"Chilling Effect" of Coast Guard Fines in Shell Arctic Climate Action


For nearly three days, Chiara D’Angelo hung from the anchor chain of the Arctic Challenger, a support vessel for Royal Dutch Shell’s summer, 2015 arctic drilling expedition, docked in Bellingham, WA, supported for part of that time by Matt Fuller. For much of that time, Matt says, “We sang to the crew and the Coast Guard through a porthole.” Chiara says they sang “Sublime, Beyonce and John Denver” and chanted, “People gonna rise like the water. We're gonna calm this crisis down. I hear the voice of my great granddaughter. She's saying shut this drilling fleet down.”

It is difficult to find a more poignant example of the insanity of collective behavior than the determined effort of the world’s largest companies and nations to drill for oil and natural gas in stretches of the Arctic Ocean made ice-free by climate change. When Royal Dutch Shell became amassing a arctic fleet in Seattle and nearby harbors, local climate groups came together to try and block the effort. Chiara and Matt’s was the first in a summer of Shell No! actions that saw the word “kayaktivism” coined and included the dramatic Greenpeace bridge action blocking the Fennica icebreaker in Portland, OR.

Chiara, Matt and two supporters, Chiara’s mom, Debra D’Angelo and Paul Fuller, who captained a support boat, are the only individuals still facing charges from last summer’s Shell No! actions, and the potential penalties are stiff. On Monday, February 29, Chiara faces a Coast Guard hearing on her appeal of a US Coast Guard imposed $20,000 fine. Matt Fuller faces a $10,000 fine plus an additional $3,500 for kayaktivism during the attempt to prevent the Polar Pioneer drilling rig from leaving Seattle harbor.

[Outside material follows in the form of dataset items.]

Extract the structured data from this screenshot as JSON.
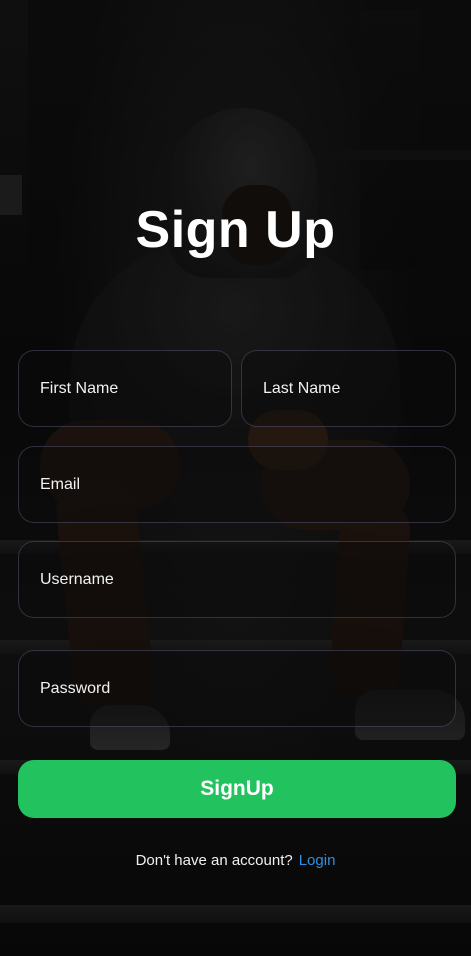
{
  "screen": {
    "title": "Sign Up"
  },
  "form": {
    "first_name": {
      "placeholder": "First Name",
      "value": ""
    },
    "last_name": {
      "placeholder": "Last Name",
      "value": ""
    },
    "email": {
      "placeholder": "Email",
      "value": ""
    },
    "username": {
      "placeholder": "Username",
      "value": ""
    },
    "password": {
      "placeholder": "Password",
      "value": ""
    }
  },
  "actions": {
    "signup_label": "SignUp"
  },
  "footer": {
    "prompt_text": "Don't have an account?",
    "login_label": "Login"
  },
  "colors": {
    "accent": "#22c35e",
    "link": "#2f8fe0",
    "text": "#ffffff"
  },
  "background": {
    "description_icon": "gym-hooded-athlete-background"
  }
}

The fines are issued under a US Coast Guard order creating safety zones around Shell arctic drilling fleet vessels. Lauren Regan, Director and attorney for the Civil Liberties Defense Center, representing Chiara and Matt, has this to say about the process:

"The civil penalties sought by the US Coast Guard against young nonviolent climate activists evidence an unethical collusion between Royal Dutch Shell Oil, a multinational, multi-billion dollar corporation responsible for environmental devastation around the globe, and a federal agency charged with upholding the public interest in protecting our oceans from desecrators like Shell. The newly devised “safety zone” was specifically regulated in order to keep climate protestors away from the Shell arctic drilling fleet, thereby protecting corporate profits over climate survival. In addition, the US Coast Guard now acts as both prosecutor and judge, forcing climate activists into a secret military tribunal instead of a public courtroom, and restricting the defenses and evidence they are permitted to put forth. Shell and the Coast Guard believe that by saddling activists with huge monetary judgments they will chill other people from exercising their right to defend the planet—this effort will fail, but clearly demonstrates the Coast Guard is beholden to the corporate interests of Shell Oil.”

At her hearing next Monday, Chiara and her attorneys will present a common sense defense: faced with rapid deterioration of conditions which make civilization possible, without ay effective means of legal recourse, the only reasonable thing to do is to put oneself in the way.

"We are the people we've been waiting for," Chiara said after the action. "It sounds corny, but it's true. There are these spaces—sometimes really uncomfortable spaces—and it's really important that people who understand the issues of climate change step up and step into those spaces, and say enough is enough."